Arrivé au ministère par l’influence des Girondins, le ministère le brouilla mortellement avec les Girondins.
Simple lieutenant-général, il était au mieux avec les Jacobins... Devenu ministre, il amassa sur sa tête toutes les colères, toutes les rancunes des Jacobins...
Si encore l’armée lui fût restée!... mais pendant qu’il avait eu le portefeuille de la guerre, il avait poursuivi cette chimère de rendre à chacun la justice qui lui était due, et n’avait réussi qu’à se faire autant d’ennemis qu’il y avait d’officiers généraux et de maréchaux...
Il fallait vivre, cependant... force lui fut de reprendre son grade de lieutenant-général dont les appointements lui donnaient du pain.
Après mûres réflexions, il se décida à reprendre du service sous les ordres du maréchal Luckner qui venait d’évacuer Courtrai et Menin et se repliait sur Valenciennes.

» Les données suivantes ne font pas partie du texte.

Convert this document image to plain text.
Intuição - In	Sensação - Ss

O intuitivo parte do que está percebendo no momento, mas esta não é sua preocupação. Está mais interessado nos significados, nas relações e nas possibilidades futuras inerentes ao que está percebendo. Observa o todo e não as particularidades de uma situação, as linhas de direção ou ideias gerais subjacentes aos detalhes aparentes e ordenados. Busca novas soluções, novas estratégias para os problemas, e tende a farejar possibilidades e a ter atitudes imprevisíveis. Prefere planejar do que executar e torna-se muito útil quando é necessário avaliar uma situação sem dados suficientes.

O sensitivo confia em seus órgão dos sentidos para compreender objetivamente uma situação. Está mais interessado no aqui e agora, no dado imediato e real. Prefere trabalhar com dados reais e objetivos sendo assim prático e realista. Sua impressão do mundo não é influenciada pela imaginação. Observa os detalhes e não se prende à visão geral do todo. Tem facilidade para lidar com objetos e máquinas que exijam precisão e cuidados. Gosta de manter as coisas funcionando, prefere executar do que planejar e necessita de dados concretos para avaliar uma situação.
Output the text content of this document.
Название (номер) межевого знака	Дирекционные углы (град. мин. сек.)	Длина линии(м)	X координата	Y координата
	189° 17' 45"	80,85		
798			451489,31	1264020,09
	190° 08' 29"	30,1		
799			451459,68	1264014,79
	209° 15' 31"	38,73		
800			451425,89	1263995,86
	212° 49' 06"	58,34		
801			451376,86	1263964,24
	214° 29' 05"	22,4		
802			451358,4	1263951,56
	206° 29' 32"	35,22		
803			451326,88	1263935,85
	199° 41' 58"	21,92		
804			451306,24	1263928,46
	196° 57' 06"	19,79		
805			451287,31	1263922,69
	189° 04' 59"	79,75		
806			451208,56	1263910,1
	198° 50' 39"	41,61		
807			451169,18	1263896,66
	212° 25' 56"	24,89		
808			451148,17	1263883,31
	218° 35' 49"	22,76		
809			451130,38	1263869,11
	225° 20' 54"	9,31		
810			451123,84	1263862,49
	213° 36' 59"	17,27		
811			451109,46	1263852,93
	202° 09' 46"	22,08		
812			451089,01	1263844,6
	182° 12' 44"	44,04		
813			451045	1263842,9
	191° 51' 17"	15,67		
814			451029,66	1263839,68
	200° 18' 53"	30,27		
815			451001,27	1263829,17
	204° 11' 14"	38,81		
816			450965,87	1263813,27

C’est donc à Valenciennes que Dumouriez rejoignit l’armée.
Il fut très mal reçu par le vieux maréchal, et plus mal encore, s’il est possible, par les officiers d’état-major.
Il y avait eu des paris qu’il n’oserait pas joindre cette armée; d’aucuns même avaient gagé qu’il n’y serait pas reçu.
Berthier, chef d’état-major, ne mit pas à l’ordre son arrivée, quoique par droit d’ancienneté, il dut prendre aussitôt le commandement de la gauche.